Капля за каплей из крана хлюпает вода. Давит на мозг. В зеркале Франц не видит ничего. Оно пустое, слегка запотевшее, запылённое, непротёртое. В нём отражается тусклые лампочки, горящие отвратным блевотно-желтым светом. В нём отражается покрытая грязным налётом голубая плитка — полная безвкусица, а также замусоленная уже давно не белая ванная. Франц не видит в нём лишь себя. Обычная ванная комната.
Он не помнит, когда всё началось. Он не знал, где это началось. Жуткий шёпот сражал его, налегал на уши, задавливая своим невыносимым ледяным дыханием, преследовал его повсюду, осуждал за каждое действие, за каждую мысль.
— Опять подражаешь Моцарту, Шуберт? — Слова режут не хуже лезвия. Тонкая острая грань одним ударом протыкает живот. Боль отчётливая, стреляющая, невыносимая, хоть и находится под коркой сознания. Шёпот. Необузданный шёпот вопит. Разговоры гадкие, мерзкие, обволакивают ядовитой желчью с головы до ног, кислота из них льётся непрерывно, изжога изнутри разъедает: сердце сжимается до боли резкими и частыми рывками, лёгкие гудят в прерывистом дыхании, ноги подкашиваются так, что задевают нервы, переломятся или выгнуться как веточки ивы. Его бьёт молнией, дрожь расползается — его трясёт.
— Н-нет… — говорить тяжело, ком в горле такой же едкий, воспаляет. На лбу вступили вены, кровь в них хлещет бурным потоком, сравнимо с горными водами.

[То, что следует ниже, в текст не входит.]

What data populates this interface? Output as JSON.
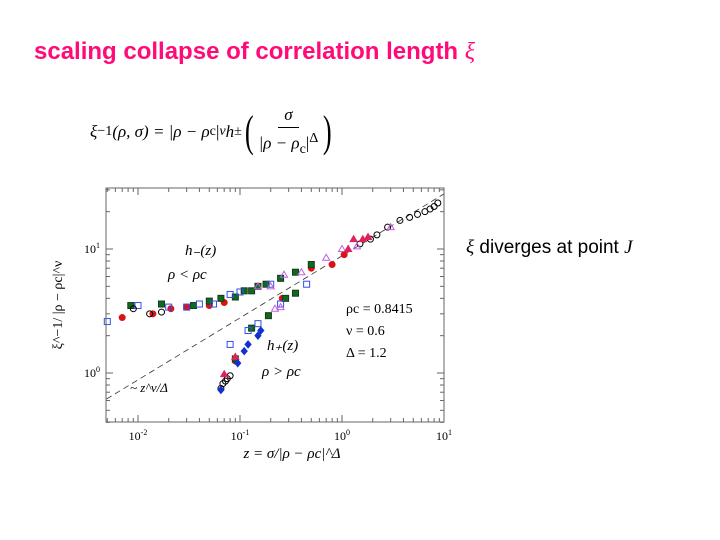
{
  "title": {
    "text": "scaling collapse of correlation length",
    "symbol": "ξ"
  },
  "formula": {
    "lhs": "ξ",
    "lhs_sup": "−1",
    "lhs_args": "(ρ, σ) = |ρ − ρ",
    "c1": "c",
    "abs_sup": "|",
    "nu": "ν",
    "h": " h",
    "pm": "±",
    "num": "σ",
    "den": "|ρ − ρ",
    "c2": "c",
    "den_close": "|",
    "delta": "Δ"
  },
  "side_note": {
    "symbol": "ξ",
    "text": " diverges at point ",
    "point": "J"
  },
  "chart_data": {
    "type": "scatter",
    "xscale": "log",
    "yscale": "log",
    "xlim": [
      0.0049,
      10
    ],
    "ylim": [
      0.4,
      31
    ],
    "xlabel": "z = σ/|ρ − ρc|^Δ",
    "ylabel": "ξ^−1/ |ρ − ρc|^ν",
    "xticks": [
      {
        "base": "10",
        "exp": "-2",
        "value": 0.01
      },
      {
        "base": "10",
        "exp": "-1",
        "value": 0.1
      },
      {
        "base": "10",
        "exp": "0",
        "value": 1
      },
      {
        "base": "10",
        "exp": "1",
        "value": 10
      }
    ],
    "yticks": [
      {
        "base": "10",
        "exp": "0",
        "value": 1
      },
      {
        "base": "10",
        "exp": "1",
        "value": 10
      }
    ],
    "annotations": {
      "hminus": "h₋(z)",
      "below": "ρ < ρc",
      "hplus": "h₊(z)",
      "above": "ρ > ρc",
      "rho_c": "ρc = 0.8415",
      "nu": "ν = 0.6",
      "delta": "Δ = 1.2",
      "asym": "~ z^ν/Δ"
    },
    "asymptote": {
      "form": "c·z^(ν/Δ)",
      "exponent": 0.5,
      "c": 8.8,
      "style": "dashed"
    },
    "series": [
      {
        "name": "red-filled-circles",
        "marker": "circle",
        "filled": true,
        "color": "#d81418",
        "points": [
          [
            0.007,
            2.8
          ],
          [
            0.014,
            3.0
          ],
          [
            0.021,
            3.3
          ],
          [
            0.03,
            3.4
          ],
          [
            0.05,
            3.5
          ],
          [
            0.07,
            3.7
          ],
          [
            0.5,
            7.0
          ],
          [
            0.8,
            7.5
          ],
          [
            1.05,
            9.0
          ],
          [
            0.09,
            1.25
          ],
          [
            0.26,
            4.0
          ]
        ]
      },
      {
        "name": "green-squares",
        "marker": "square",
        "filled": true,
        "color": "#0d6b1e",
        "points": [
          [
            0.0085,
            3.5
          ],
          [
            0.017,
            3.6
          ],
          [
            0.035,
            3.5
          ],
          [
            0.05,
            3.8
          ],
          [
            0.065,
            4.0
          ],
          [
            0.09,
            4.1
          ],
          [
            0.11,
            4.6
          ],
          [
            0.13,
            4.6
          ],
          [
            0.15,
            5.0
          ],
          [
            0.18,
            5.2
          ],
          [
            0.25,
            5.8
          ],
          [
            0.35,
            6.5
          ],
          [
            0.5,
            7.5
          ],
          [
            0.09,
            1.3
          ],
          [
            0.13,
            2.3
          ],
          [
            0.19,
            2.9
          ],
          [
            0.28,
            4.0
          ],
          [
            0.35,
            4.4
          ]
        ]
      },
      {
        "name": "blue-open-squares",
        "marker": "square",
        "filled": false,
        "color": "#3050e8",
        "points": [
          [
            0.005,
            2.6
          ],
          [
            0.01,
            3.5
          ],
          [
            0.02,
            3.4
          ],
          [
            0.03,
            3.4
          ],
          [
            0.04,
            3.6
          ],
          [
            0.055,
            3.6
          ],
          [
            0.08,
            4.3
          ],
          [
            0.1,
            4.5
          ],
          [
            0.2,
            5.2
          ],
          [
            0.45,
            5.2
          ],
          [
            0.08,
            1.7
          ],
          [
            0.12,
            2.2
          ],
          [
            0.15,
            2.5
          ],
          [
            0.25,
            3.6
          ]
        ]
      },
      {
        "name": "black-open-circles",
        "marker": "circle",
        "filled": false,
        "color": "#000000",
        "points": [
          [
            0.009,
            3.3
          ],
          [
            0.013,
            3.0
          ],
          [
            0.017,
            3.1
          ],
          [
            0.065,
            0.75
          ],
          [
            0.068,
            0.82
          ],
          [
            0.072,
            0.86
          ],
          [
            0.075,
            0.9
          ],
          [
            0.08,
            0.95
          ],
          [
            1.5,
            11
          ],
          [
            1.9,
            12
          ],
          [
            2.2,
            13
          ],
          [
            2.8,
            15
          ],
          [
            3.7,
            17
          ],
          [
            4.6,
            18
          ],
          [
            5.5,
            19
          ],
          [
            6.5,
            20
          ],
          [
            7.3,
            21
          ],
          [
            8,
            22
          ],
          [
            8.7,
            23.5
          ]
        ]
      },
      {
        "name": "violet-open-triangles",
        "marker": "triangle",
        "filled": false,
        "color": "#c060e0",
        "points": [
          [
            0.15,
            5.0
          ],
          [
            0.2,
            5.0
          ],
          [
            0.27,
            6.2
          ],
          [
            0.4,
            6.5
          ],
          [
            0.7,
            8.5
          ],
          [
            1.0,
            10
          ],
          [
            1.4,
            10.5
          ],
          [
            3.0,
            15
          ],
          [
            0.22,
            3.3
          ],
          [
            0.25,
            3.4
          ]
        ]
      },
      {
        "name": "pink-filled-triangles",
        "marker": "triangle",
        "filled": true,
        "color": "#e0205a",
        "points": [
          [
            1.15,
            10
          ],
          [
            1.3,
            12
          ],
          [
            1.6,
            12
          ],
          [
            1.8,
            12.5
          ],
          [
            0.09,
            1.35
          ],
          [
            0.07,
            0.98
          ]
        ]
      },
      {
        "name": "blue-filled-diamonds",
        "marker": "diamond",
        "filled": true,
        "color": "#1030d0",
        "points": [
          [
            0.065,
            0.73
          ],
          [
            0.095,
            1.2
          ],
          [
            0.11,
            1.5
          ],
          [
            0.12,
            1.7
          ],
          [
            0.15,
            2.0
          ],
          [
            0.16,
            2.2
          ]
        ]
      }
    ]
  }
}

— Лжец. — вердикт снова застаёт врасплох. Туманит. Франц давно не видит ничего, кроме рассыпчатого в духоте тумана: он чаще трёт очки, надеясь смыть белёсую пелену перед глазами хотя бы на секунду, на жалкий миг; он всё чаще натыкается на углы, дверные косяки, он всё чаще задыхается в пропитанном омерзительными кошмарами смоге, теряет вещи, случайно роняет, на что ему прилетают косые взгляды — их он видит чётко. Краски потеряли своё значение, они попросту не нужны. Чёрно-белый мир проще и понятней, но не менее пугающий. — Ты унижаешься, оправдываешься, приклоняешься перед ними, как жалкое отребье. Одна лишь мысль о том, что ты потакаешь всем, делает тебя ничтожным.
— Я не унижаюсь… — всё также тихо шепчет себе Франц, он чувствует удушливую хватку на горле — дышать труднее. Голоса обхватывают его, подобно щупальцам и сжимают, сжимают. Шуберт делает шумные вдохи, громкие выдохи. На носу выступила испарина, а со лба стекали первые капли пота. Голова ходит кругом.

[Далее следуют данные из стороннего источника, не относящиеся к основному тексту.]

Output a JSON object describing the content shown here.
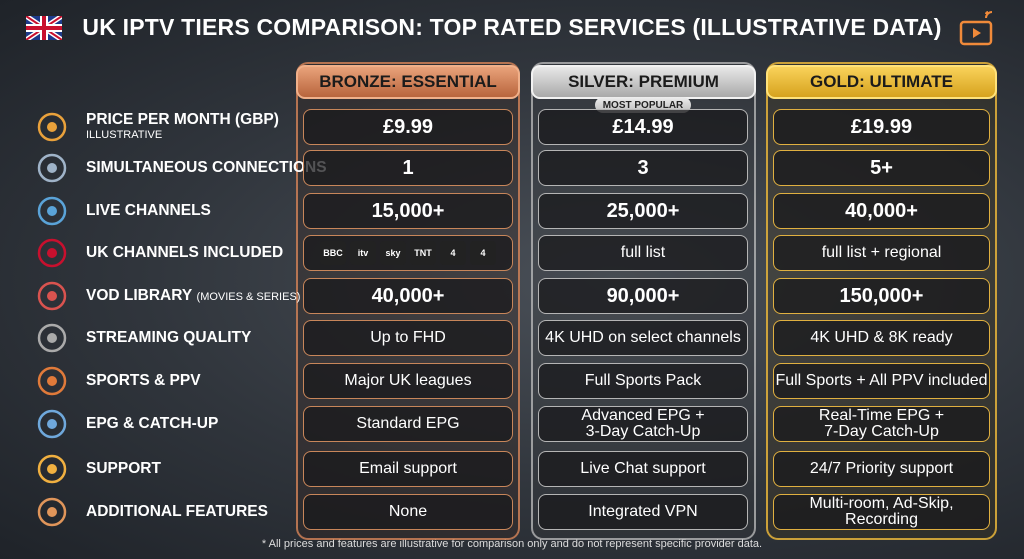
{
  "header": {
    "title": "UK IPTV TIERS COMPARISON: TOP RATED SERVICES (ILLUSTRATIVE DATA)"
  },
  "columns": [
    {
      "name": "BRONZE: ESSENTIAL"
    },
    {
      "name": "SILVER: PREMIUM",
      "badge": "MOST POPULAR"
    },
    {
      "name": "GOLD: ULTIMATE"
    }
  ],
  "rows": [
    {
      "label": "PRICE PER MONTH (GBP)",
      "note": "ILLUSTRATIVE",
      "values": [
        "£9.99",
        "£14.99",
        "£19.99"
      ]
    },
    {
      "label": "SIMULTANEOUS CONNECTIONS",
      "values": [
        "1",
        "3",
        "5+"
      ]
    },
    {
      "label": "LIVE CHANNELS",
      "values": [
        "15,000+",
        "25,000+",
        "40,000+"
      ]
    },
    {
      "label": "UK CHANNELS INCLUDED",
      "values": [
        [
          "BBC",
          "itv",
          "sky",
          "TNT",
          "4",
          "4"
        ],
        "full list",
        "full list + regional"
      ]
    },
    {
      "label": "VOD LIBRARY",
      "note": "(MOVIES & SERIES)",
      "values": [
        "40,000+",
        "90,000+",
        "150,000+"
      ]
    },
    {
      "label": "STREAMING QUALITY",
      "values": [
        "Up to FHD",
        "4K UHD on select channels",
        "4K UHD & 8K ready"
      ]
    },
    {
      "label": "SPORTS & PPV",
      "values": [
        "Major UK leagues",
        "Full Sports Pack",
        "Full Sports + All PPV included"
      ]
    },
    {
      "label": "EPG & CATCH-UP",
      "values": [
        "Standard EPG",
        "Advanced EPG +\n3-Day Catch-Up",
        "Real-Time EPG +\n7-Day Catch-Up"
      ]
    },
    {
      "label": "SUPPORT",
      "values": [
        "Email support",
        "Live Chat support",
        "24/7 Priority support"
      ]
    },
    {
      "label": "ADDITIONAL FEATURES",
      "values": [
        "None",
        "Integrated VPN",
        "Multi-room, Ad-Skip, Recording"
      ]
    }
  ],
  "footnote": "* All prices and features are illustrative for comparison only and do not represent specific provider data."
}
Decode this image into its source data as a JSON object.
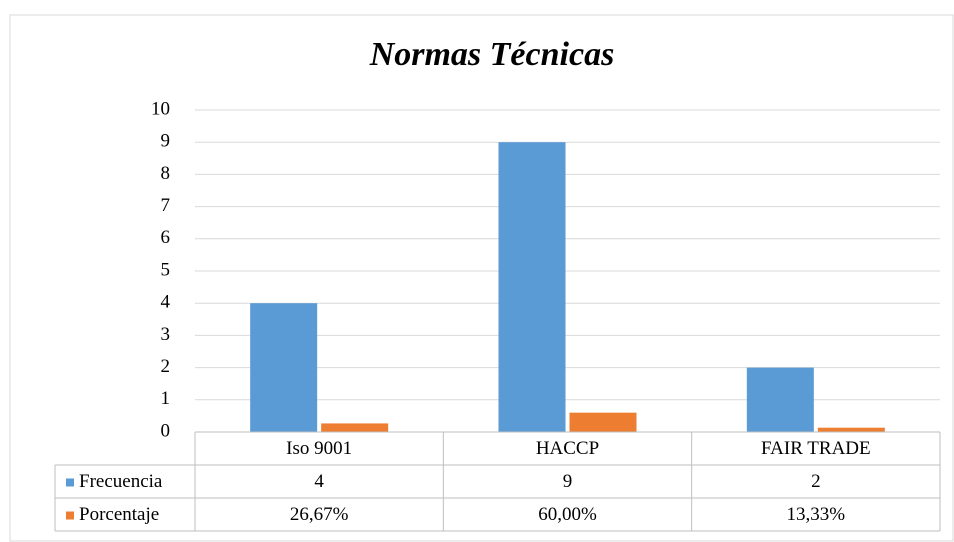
{
  "chart_data": {
    "type": "bar",
    "title": "Normas Técnicas",
    "categories": [
      "Iso 9001",
      "HACCP",
      "FAIR TRADE"
    ],
    "series": [
      {
        "name": "Frecuencia",
        "color": "#5b9bd5",
        "values": [
          4,
          9,
          2
        ]
      },
      {
        "name": "Porcentaje",
        "color": "#ed7d31",
        "values": [
          0.2667,
          0.6,
          0.1333
        ],
        "value_labels": [
          "26,67%",
          "60,00%",
          "13,33%"
        ]
      }
    ],
    "ylim": [
      0,
      10
    ],
    "yticks": [
      0,
      1,
      2,
      3,
      4,
      5,
      6,
      7,
      8,
      9,
      10
    ],
    "grid": true
  }
}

— Не ври самому себе. Ты боишься, что тебя забудут. Ты боишься, что останешься один. Ты боишься, что станешь бесполезным. Ты боишься, что от тебя захотят избавиться. — Франц сжимает кулаки. Ткань перчаток скрипит, он сильнее жмурится, волосы непроизвольно пушатся, — и поэтому ты делаешь всё, чтобы маячить перед глазами, хотя бы на ненужное мгновение, чтоб ты не растворился на краю сознания, не потерялся на закоулках уходящей во времени памяти…

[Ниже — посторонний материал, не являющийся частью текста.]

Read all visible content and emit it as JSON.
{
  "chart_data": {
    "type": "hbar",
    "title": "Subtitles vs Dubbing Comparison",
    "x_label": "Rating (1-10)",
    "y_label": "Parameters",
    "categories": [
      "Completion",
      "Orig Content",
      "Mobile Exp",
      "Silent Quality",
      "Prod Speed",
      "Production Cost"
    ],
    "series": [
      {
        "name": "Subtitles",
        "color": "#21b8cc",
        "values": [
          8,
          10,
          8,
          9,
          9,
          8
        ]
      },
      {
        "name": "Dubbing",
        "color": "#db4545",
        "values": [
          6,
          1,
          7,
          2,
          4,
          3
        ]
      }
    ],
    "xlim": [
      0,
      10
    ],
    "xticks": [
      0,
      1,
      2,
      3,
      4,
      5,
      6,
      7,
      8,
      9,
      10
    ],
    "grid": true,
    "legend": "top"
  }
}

— Обо мне помнят… — резко выпаливает Франц, руки цепко хватаются за раковину. Пальцы впиваются в мраморную раковину, закрывают тонкие ниточки-трещинки. Шуберт держится крепко, чтобы не свалиться на пол.
— Никто не замечает, когда ты пропадаешь… — продолжает давить голос. Франц мотает головой в разные стороны.
— Никто не считается со твоим таким ненужным мнением… — Шуберт испуганно разворачивается, спиной прижимается к раковине, чувствует, как в позвоночник впивается кран. Неприятно. Он отчаянно мотает головой, жмурится сильнее. Какофония из звуков становится громче, он глохнет в них, не отличает реальность, не видит действительность. Он представляет, как вокруг него пляшут черные бесы, танцуют демоны, и где-то внизу, под землёй, варится котел для него. Его ждут его же монстры.
— Ты неуверенная в себе тля, ищешь способы не показаться миру, кричишь чужими словами, выдавая их за свои. Вспомни, их равнодушие к тебе. Ты не чувствуешь себя тенью? А ты ведь гораздо незаметнее. Тень в пасмурный день. Кто ты?
— Я Франц Петер Шуберт! — заявляет громко Франц. Голоса ехидно смеются, двояко хмыкают, настолько отвратно и мерзко. Щиплют уши кислотой, яд проникает глубже. Франц его впитывает, как губка собирает скопившуюся чавкающую грязь.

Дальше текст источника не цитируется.